Important edge cases:

  • If no data files exist for a variable at the query’s bbox/date, the value is None instead of a dict.

  • lats/lons are 1D coordinate arrays for the regular grid (after resize: np.linspace). For point sources like Argo floats, they would be the individual float positions.

  • NaN values in the original data are replaced with 0.0 after loading (use the data mask from l3_swot visualizations to distinguish zero-signal from no-data).

sample = dataset[0]

print("=== Sample metadata ===")
meta = sample["metadata"]
print(f"  bbox       : {meta['bbox']}")
print(f"  time_range : {meta['time_range']}")
print(f"  n_files    : {meta['n_files']}")

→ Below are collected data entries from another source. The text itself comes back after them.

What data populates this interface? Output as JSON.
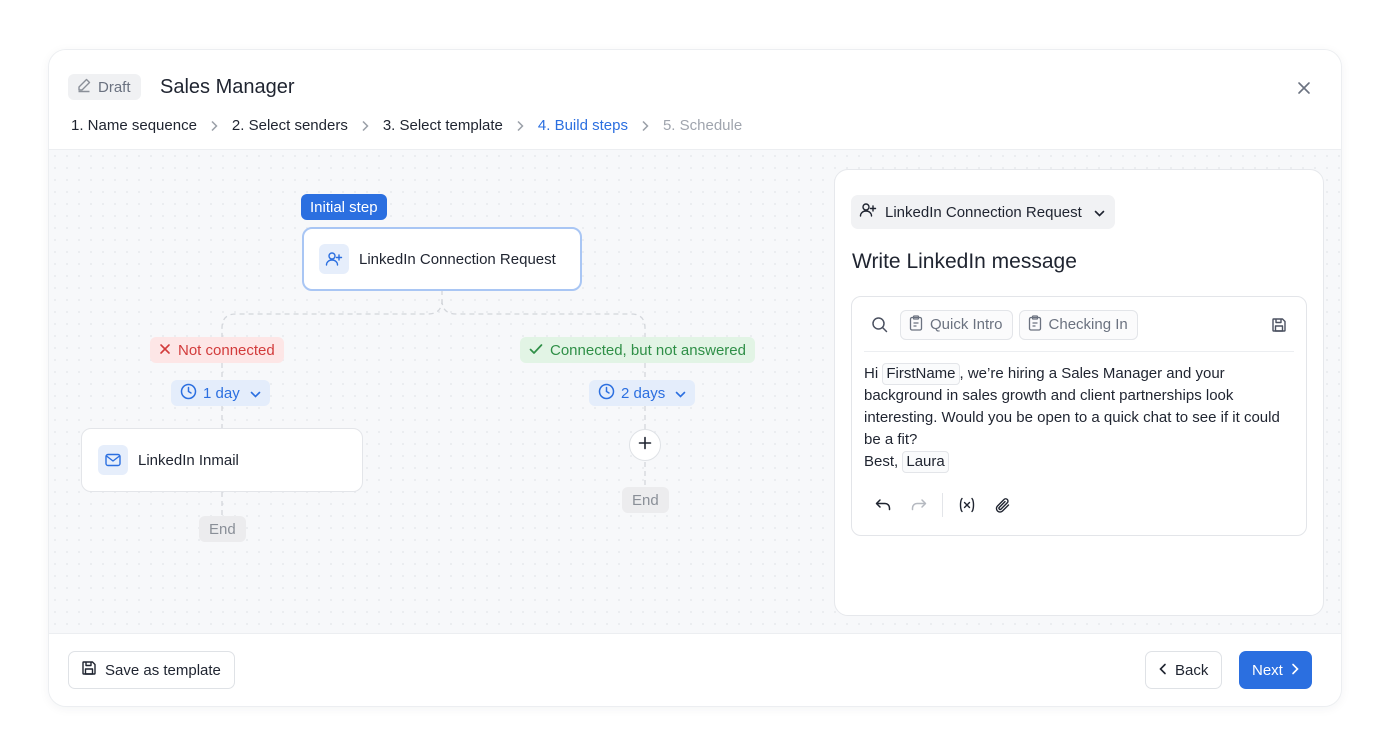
{
  "header": {
    "status_badge": "Draft",
    "title": "Sales Manager",
    "steps": [
      {
        "label": "1. Name sequence"
      },
      {
        "label": "2. Select senders"
      },
      {
        "label": "3. Select template"
      },
      {
        "label": "4. Build steps"
      },
      {
        "label": "5. Schedule"
      }
    ],
    "active_step": "4. Build steps"
  },
  "flow": {
    "initial_tag": "Initial step",
    "root_node": "LinkedIn Connection Request",
    "branches": [
      {
        "condition": "Not connected",
        "delay": "1 day",
        "node": "LinkedIn Inmail",
        "end": "End"
      },
      {
        "condition": "Connected, but not answered",
        "delay": "2 days",
        "end": "End"
      }
    ]
  },
  "panel": {
    "type_select": "LinkedIn Connection Request",
    "title": "Write LinkedIn message",
    "templates": [
      "Quick Intro",
      "Checking In"
    ],
    "message": {
      "greeting": "Hi",
      "first_name_var": "FirstName",
      "body": ", we’re hiring a Sales Manager and your background in sales growth and client partnerships look interesting. Would you be open to a quick chat to see if it could be a fit?",
      "signoff": "Best,",
      "sender_var": "Laura"
    }
  },
  "footer": {
    "save_template": "Save as template",
    "back": "Back",
    "next": "Next"
  },
  "colors": {
    "accent": "#2b6fe0",
    "danger": "#d23b3b",
    "success": "#2f8f47"
  }
}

print("\n=== Input tensor shapes (actual vs requested) ===")
for var, val in sample["inputs"].items():
    req_shape = PATCH_SIZES.get(var, (IMAGE_SIZE, IMAGE_SIZE))
    if val is not None:
        data_shape = tuple(val["data"].shape)
        lats_shape = tuple(val["lats"].shape) if val["lats"] is not None else None
        lons_shape = tuple(val["lons"].shape) if val["lons"] is not None else None
        print(
            f"  {var:<12}: data={data_shape}  requested={req_shape}  "
            f"lats={lats_shape}  lons={lons_shape}"
        )
    else:
        print(f"  {var:<12}: None  (no data for this query)  requested={req_shape}")

print("\n=== Target tensor shapes (actual vs requested) ===")
for var, val in sample["targets"].items():
    req_shape = PATCH_SIZES.get(var, (IMAGE_SIZE, IMAGE_SIZE))
    if val is not None:
        print(f"  {var:<12}: data={tuple(val['data'].shape)}  requested={req_shape}")
    else:
        print(f"  {var:<12}: None  requested={req_shape}")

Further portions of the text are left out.